A few hours later, we were able to walk over to the pediatric intensive care unit. I remember feeling a joy come over me as I walked over surrounded by people who cared for us. I thought to myself “she’s alive! what?! I can not believe she pulled through this! Thank you, Lord!” I was trying to prepare myself for what I was going to see. I walked into the room and saw my daughter’s insides on the outside of her body. I had no idea that was even possible. She spent a week completely sedated on life support when the doctor came in and told me once again that she had gotten another infection and they were taking her for surgery where she had a 10 percent chance of surviving. He explained to me how most babies who are completely healthy otherwise don’t survive something like this, so she had almost no chance of surviving in the state she was in. I could not stop crying. I kept telling myself “stop crying Sierra, God has brought her through this several times, why would this time be any different?” She made it through and came out better than she went in. They were able to put some of her intestines back inside of her body although her stomach was still open. It was a wake-up call for me. I realized the doctors could tell me what they thought would happen, but the ultimate decision of whether she would live or die, was up to God.
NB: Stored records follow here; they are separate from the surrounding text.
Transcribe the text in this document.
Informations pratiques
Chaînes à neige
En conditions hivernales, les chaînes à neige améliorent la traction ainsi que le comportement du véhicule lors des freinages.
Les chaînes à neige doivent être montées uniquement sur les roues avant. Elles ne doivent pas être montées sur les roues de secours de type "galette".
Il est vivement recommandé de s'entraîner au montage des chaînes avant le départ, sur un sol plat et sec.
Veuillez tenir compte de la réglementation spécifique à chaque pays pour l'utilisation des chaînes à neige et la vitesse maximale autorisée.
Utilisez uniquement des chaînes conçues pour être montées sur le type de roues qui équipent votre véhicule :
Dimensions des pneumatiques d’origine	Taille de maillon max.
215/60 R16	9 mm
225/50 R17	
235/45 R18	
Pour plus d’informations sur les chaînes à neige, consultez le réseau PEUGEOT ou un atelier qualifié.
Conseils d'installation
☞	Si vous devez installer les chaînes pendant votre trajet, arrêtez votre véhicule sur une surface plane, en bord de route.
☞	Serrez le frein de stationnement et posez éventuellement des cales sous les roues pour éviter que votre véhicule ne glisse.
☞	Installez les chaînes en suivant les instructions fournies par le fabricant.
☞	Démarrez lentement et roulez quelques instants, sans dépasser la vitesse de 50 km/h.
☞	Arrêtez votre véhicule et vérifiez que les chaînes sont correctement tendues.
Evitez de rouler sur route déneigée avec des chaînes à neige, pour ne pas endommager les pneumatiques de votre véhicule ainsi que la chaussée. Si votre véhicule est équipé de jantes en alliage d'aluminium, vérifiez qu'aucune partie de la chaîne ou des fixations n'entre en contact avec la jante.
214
My daughter was in the PICU on life support for an entire month. I stayed by her side as much as I could. I slept in a chair next to her bed almost every night. I had people come to sit with her so I could go to work because I still had bills to pay as the only provider. It was a struggle. She continued getting better. She stayed in the hospital for 89 days. After many ups and downs, she was discharged. I remember feeling such freedom walking out of that hospital. My daughter survived. I survived. We persevered and we were finally free. After that long of a hospital stay, we had to start over with her medications and private duty nursing care. It was such a stressful time. I was still trying to work in the middle of all the chaos as well. Things finally began to settle down. I thought back to how I was complaining three months before about having to stay at home all of the time because of my daughter. I had a new perspective. It took me not being able to go home for three months to realize how blessed I was.
I can look back now at my journey and see all of the many blessings in the middle of my trials. The trials I lived through have completely changed my life for the better. I still struggle daily, and continue to go through trials, but they get easier to handle. My experiences have grown me in a way that only they could accomplish. My faith has grown through all of this and I am so thankful. When I was down to nothing, God was up to something. I couldn’t see that in the moment, but every single time I could look back and see it after the trial was over. Do I wish things were different sometimes? Do I have bad days where I become exhausted and cry? Do I get down when I see other toddlers who are doing so much more than my daughter? Yes. When I do, I pray, I write about it, and I give it to God. He lifts the weight from my shoulders, puts a peace in my heart that only He can give, and holds me until I’m done crying. Without God, I couldn’t handle this. He is my strength, my refuge, my hope, my peace, and He will continue to carry me through this journey I am on.
My girls and I before the injury, and then a photo that was taken recently.